Türkiye'deki herhangi bir takımın yurt dışında oynadığı maçlar söz konusu olduğunda o takımları tuttuğunu ifade eden Müezzinoğlu, "Yurt dışındaki her başarı bu milletin başarısıdır" dedi.

"Eve erken geliyor mu?"

Sağlık Bakanı Müezzinoğlu Editör Masası'na Edirne'den bağlanan ve 6 ay önce nişan yüzüklerini taktığı Cankaloğlu çiftiyle de görüştü.

Çifte evliliklerinin nasıl gittiğini soran Müezzinoğlu, olumlu yanıt almasının ardından bebek müjdeleri olup olmadığına yönelik soru yöneltti.

Alpaslan Cankaloğlu, en kısa zamanda Bakan Müezzinoğlu'na müjdeyi vereceklerini ifade etti.

Müezzinoğlu ayrıca Dilek Cankaloğlu'na "Alpaslan eve erken geliyor mu?" diye sordu. Dilek Cankaloğlu'nun, "Erken geliyor. Gelmek zorunda" yanıtı Bakan Müezzinoğlu'nu güldürdü.

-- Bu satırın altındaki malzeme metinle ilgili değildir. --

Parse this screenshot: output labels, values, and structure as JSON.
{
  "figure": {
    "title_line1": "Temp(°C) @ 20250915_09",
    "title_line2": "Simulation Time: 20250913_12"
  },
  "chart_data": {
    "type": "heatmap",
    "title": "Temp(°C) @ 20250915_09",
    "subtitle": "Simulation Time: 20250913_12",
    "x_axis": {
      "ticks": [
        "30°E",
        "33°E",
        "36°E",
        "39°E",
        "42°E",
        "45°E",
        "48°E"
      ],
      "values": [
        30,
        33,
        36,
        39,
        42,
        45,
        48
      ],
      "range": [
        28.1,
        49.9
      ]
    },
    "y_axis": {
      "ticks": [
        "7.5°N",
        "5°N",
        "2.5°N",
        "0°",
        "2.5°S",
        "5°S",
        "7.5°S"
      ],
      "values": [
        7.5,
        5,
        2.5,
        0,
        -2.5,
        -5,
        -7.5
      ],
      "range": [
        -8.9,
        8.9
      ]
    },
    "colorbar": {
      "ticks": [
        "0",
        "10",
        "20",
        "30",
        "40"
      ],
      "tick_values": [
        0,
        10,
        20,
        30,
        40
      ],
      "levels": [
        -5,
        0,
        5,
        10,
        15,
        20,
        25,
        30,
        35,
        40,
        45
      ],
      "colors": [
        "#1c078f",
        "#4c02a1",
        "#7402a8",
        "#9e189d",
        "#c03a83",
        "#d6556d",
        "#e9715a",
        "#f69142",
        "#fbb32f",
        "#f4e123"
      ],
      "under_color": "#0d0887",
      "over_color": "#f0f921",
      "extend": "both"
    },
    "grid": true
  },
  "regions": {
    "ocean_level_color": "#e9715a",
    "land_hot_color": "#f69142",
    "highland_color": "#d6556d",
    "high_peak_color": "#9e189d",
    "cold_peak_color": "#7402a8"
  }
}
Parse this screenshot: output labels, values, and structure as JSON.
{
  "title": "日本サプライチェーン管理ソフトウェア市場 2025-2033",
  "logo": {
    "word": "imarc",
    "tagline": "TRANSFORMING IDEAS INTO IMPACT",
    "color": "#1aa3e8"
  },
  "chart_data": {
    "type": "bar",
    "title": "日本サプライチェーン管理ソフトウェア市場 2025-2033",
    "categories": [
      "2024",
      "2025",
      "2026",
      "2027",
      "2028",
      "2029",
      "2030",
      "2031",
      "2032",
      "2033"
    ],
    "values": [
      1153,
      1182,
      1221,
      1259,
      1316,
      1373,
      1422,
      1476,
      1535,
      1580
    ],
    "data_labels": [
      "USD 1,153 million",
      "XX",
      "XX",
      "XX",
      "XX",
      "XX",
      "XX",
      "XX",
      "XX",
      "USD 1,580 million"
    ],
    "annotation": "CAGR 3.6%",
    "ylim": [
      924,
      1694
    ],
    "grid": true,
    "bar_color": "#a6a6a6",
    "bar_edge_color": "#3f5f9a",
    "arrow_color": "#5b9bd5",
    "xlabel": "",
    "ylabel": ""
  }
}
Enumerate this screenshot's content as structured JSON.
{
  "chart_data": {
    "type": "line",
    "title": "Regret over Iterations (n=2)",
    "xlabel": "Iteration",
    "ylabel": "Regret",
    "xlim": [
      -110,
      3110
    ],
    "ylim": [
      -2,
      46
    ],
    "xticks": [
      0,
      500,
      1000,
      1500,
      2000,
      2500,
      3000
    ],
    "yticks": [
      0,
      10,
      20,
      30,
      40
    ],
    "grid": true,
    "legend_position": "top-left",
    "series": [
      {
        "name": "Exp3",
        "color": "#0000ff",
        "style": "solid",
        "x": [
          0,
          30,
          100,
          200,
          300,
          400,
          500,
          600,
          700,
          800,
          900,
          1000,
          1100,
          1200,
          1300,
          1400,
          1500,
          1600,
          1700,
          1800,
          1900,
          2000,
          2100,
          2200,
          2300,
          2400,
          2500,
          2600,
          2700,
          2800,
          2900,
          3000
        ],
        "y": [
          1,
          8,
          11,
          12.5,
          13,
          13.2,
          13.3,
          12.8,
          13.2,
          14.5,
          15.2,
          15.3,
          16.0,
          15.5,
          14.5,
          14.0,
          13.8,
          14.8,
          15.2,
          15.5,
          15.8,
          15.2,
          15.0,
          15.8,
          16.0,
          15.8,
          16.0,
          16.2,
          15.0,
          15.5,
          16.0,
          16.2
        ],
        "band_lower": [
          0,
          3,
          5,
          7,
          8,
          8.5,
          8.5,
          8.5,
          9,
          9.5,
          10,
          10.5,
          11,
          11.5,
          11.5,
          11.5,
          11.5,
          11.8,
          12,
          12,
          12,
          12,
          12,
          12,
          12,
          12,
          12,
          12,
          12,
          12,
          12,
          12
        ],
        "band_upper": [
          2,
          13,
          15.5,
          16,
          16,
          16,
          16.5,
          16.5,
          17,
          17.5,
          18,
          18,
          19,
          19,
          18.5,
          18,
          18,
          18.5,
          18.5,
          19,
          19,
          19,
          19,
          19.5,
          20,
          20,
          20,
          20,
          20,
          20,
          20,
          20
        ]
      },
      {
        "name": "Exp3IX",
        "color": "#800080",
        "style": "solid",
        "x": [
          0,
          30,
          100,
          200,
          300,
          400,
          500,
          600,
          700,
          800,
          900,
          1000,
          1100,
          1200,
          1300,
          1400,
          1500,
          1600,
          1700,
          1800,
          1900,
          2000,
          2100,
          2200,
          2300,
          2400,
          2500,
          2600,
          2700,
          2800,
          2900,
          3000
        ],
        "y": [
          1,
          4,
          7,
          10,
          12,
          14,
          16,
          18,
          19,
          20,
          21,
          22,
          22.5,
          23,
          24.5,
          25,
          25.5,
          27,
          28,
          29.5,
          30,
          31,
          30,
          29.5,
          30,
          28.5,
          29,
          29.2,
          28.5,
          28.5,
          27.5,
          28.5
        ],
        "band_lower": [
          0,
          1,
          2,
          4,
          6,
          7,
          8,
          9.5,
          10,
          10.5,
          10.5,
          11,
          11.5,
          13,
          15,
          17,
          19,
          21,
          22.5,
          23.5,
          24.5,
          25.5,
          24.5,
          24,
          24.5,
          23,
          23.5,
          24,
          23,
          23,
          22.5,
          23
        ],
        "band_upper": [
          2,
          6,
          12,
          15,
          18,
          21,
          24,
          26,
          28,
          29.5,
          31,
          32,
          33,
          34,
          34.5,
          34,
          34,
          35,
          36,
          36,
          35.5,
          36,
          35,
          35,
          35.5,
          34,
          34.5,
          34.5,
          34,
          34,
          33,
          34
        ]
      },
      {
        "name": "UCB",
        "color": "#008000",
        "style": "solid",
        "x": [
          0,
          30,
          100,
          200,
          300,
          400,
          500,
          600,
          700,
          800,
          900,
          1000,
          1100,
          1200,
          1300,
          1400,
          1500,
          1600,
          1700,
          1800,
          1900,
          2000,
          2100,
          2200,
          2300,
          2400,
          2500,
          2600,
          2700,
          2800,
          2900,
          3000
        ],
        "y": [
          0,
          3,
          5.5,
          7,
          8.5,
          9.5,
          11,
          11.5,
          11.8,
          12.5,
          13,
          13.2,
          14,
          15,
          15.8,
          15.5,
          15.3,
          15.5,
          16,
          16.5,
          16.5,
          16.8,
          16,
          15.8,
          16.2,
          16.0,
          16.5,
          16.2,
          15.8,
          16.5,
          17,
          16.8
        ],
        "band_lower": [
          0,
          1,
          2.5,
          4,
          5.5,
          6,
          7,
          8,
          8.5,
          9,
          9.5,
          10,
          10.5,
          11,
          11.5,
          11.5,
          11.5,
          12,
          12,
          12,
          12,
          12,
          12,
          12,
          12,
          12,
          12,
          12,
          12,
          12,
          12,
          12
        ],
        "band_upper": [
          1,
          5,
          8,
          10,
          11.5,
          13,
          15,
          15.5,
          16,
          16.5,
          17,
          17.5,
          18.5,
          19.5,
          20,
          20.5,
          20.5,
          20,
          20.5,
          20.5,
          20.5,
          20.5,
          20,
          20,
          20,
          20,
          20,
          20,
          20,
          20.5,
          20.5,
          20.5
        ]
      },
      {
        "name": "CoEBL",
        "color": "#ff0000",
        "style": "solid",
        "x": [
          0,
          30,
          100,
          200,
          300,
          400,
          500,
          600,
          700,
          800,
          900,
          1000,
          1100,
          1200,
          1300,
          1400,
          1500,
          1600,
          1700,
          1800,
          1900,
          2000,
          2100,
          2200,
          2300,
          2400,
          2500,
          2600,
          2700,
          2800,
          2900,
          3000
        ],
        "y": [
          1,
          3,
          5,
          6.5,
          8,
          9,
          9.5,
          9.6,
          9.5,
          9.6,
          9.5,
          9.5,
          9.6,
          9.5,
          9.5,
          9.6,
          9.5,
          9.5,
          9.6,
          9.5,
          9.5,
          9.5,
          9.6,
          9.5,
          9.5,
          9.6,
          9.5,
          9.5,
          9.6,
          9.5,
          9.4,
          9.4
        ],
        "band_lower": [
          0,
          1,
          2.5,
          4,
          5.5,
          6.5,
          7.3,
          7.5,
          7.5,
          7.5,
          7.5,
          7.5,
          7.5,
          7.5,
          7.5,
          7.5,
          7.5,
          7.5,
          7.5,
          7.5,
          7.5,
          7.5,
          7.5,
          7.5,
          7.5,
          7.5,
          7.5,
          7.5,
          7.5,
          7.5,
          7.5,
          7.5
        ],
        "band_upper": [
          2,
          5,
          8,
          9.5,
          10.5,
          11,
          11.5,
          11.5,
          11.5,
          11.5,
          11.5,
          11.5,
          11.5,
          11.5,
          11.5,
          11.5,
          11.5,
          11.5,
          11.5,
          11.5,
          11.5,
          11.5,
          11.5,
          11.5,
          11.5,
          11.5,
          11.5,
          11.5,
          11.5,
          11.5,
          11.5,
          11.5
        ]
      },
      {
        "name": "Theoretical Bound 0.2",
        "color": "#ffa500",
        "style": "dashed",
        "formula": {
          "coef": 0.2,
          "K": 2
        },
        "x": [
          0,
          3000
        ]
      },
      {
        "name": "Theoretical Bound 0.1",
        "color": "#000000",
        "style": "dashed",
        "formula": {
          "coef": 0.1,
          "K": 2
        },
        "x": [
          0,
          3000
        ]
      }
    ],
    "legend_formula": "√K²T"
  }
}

Müezzinoğlu, 6 Temmuz'da Alpaslan Cankaloğlu ve ailesiyle Dilek Cankaloğlu'nu istemeye gitmiş ve çiftin nişan yüzüklerini takmıştı. Cankaloğlu çifti 27 Ekim'de evlenmişti.

AA Genel Müdürü Kemal Öztürk, toplantının sonunda Müezzinoğlu'na, 4 Ağustos 2007'de TBMM'de yemin ederken çekilen bir fotoğrafını ve Anadolu Ajansı'nın "haberci güvercini"nin biblosunu hediye etti.